Na kilka dni przed 1 sierpnia była zbiórka i myślałyśmy, że już idziemy, że będzie jakaś akcja, ale później nas zwolnili do domu…
- Czy może nam pani opowiedzieć jeszcze o tym, co działo się wcześniej? Jak reagowali warszawiacy na wieści dochodzące z frontu?
Dudnienie słychać było z tamtej strony Wisły i w ogóle była atmosfera zdenerwowania. Dużo młodych chłopców, dużo młodych dziewcząt spieszących się, ubranych po sportowemu i dokądś biegnących. Byłyśmy wtajemniczone, to myśmy wiedziały, że się coś będzie działo. Pierwszego [sierpnia] któraś z koleżanek mnie zawiadomiła, że ma być zbiórka około pierwszej godziny. W domu była tylko moja mama, pożegnałam się. Mama zrobiła mi krzyżyk na czole i nie pytała się, dokąd idę, ale wiedziała, że coś się dzieje. Nie rozmawiałam z rodzicami, bo to była konspiracja. Oni nigdzie nie należeli i nie dziwili się, że czasem dokądś wychodzę, że gdzieś czasem nocuję [poza domem]. To było normalne, że trzeba, jestem młoda i wszyscy należą, więc ja też powinnam.
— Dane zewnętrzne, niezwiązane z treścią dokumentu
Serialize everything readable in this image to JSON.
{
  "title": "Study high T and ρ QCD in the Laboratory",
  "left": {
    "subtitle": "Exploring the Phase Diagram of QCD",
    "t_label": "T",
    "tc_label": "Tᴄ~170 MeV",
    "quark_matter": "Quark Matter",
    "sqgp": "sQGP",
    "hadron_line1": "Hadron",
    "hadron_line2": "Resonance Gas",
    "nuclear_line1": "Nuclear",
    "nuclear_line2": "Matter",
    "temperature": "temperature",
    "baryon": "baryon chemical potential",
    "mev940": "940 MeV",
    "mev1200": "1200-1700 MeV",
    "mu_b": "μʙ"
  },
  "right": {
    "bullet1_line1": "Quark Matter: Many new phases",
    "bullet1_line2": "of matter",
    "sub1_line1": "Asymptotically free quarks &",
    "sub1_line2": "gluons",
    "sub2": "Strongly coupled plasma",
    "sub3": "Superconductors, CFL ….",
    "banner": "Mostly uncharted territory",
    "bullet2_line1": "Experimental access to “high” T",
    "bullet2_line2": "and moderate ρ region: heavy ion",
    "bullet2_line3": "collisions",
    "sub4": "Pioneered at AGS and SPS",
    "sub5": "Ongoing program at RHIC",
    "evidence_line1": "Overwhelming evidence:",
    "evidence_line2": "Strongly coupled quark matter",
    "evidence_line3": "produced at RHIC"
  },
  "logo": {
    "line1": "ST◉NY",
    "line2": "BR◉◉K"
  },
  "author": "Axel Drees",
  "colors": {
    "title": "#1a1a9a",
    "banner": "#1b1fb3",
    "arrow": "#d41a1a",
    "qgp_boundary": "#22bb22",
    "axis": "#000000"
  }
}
To było normalne.
- Dokąd pani się udała wtedy, pierwszego sierpnia? Gdzie mieliście zbiórkę?
Pierwszego była zbiórka w dwóch miejscach na Złotej. Myśmy o wpół do piątej przeniosły się na Złotą 58, gdzie był wyznaczony punkt. To miał być punkt sanitarny na pięć łóżek. Taki był najpierw zamysł. Ktoś dał nam klucze od tej szkoły, bo to były wakacje i przeniosłyśmy wszystkie materiały opatrunkowe. Na ulicy słychać było strzały. Wtedy wybiegłyśmy na ulicę. Właśnie coraz więcej ludzi się gromadziło. Słychać było strzały i ta radość, że już się zaczęło, że jesteśmy w wolnej Polsce… Ludzie zaczęli bić brawo, zaczęli się ściskać – entuzjazm. Coraz więcej ludzi się gromadziło. Pamiętam, że na trzecim piętrze w kamienicy ktoś powiesił orła białego. Naturalnie wszyscy zaczęli klaskać, był ogromny entuzjazm i radość. Rzucali się na szyję: „Jesteśmy w wolnej Polsce! Będzie dobrze!”.
- Kiedy do tego punktu opatrunkowego trafili pierwsi ranni?
Może jeszcze dodam, że wywiesili chorągiew Czerwonego Krzyża na bramie. To była kamienica trzypiętrowa, to było dawne Gimnazjum Męskie im. Niklewskiego. Ten budynek stoi do dziś. To jest róg Jana Pawła i Złotej. W oknach też czerwony krzyż został wywieszony. Ludzie – jak się zorientowali, że to jest Czerwony Krzyż i właśnie my jesteśmy personelem (bo myśmy od razu założyłyśmy opaski biało-czerwone) – to zaczęli spontanicznie nam przynosić łóżka, materace, pościel, żywność, środki opatrunkowe, jakieś naczynia. Tego dnia powstała sala na dwadzieścia łóżek, chociaż był zamysł, że tam będzie pięć łóżek tylko, że to będzie [jedynie] punkt sanitarny – a tu powstawał szpital.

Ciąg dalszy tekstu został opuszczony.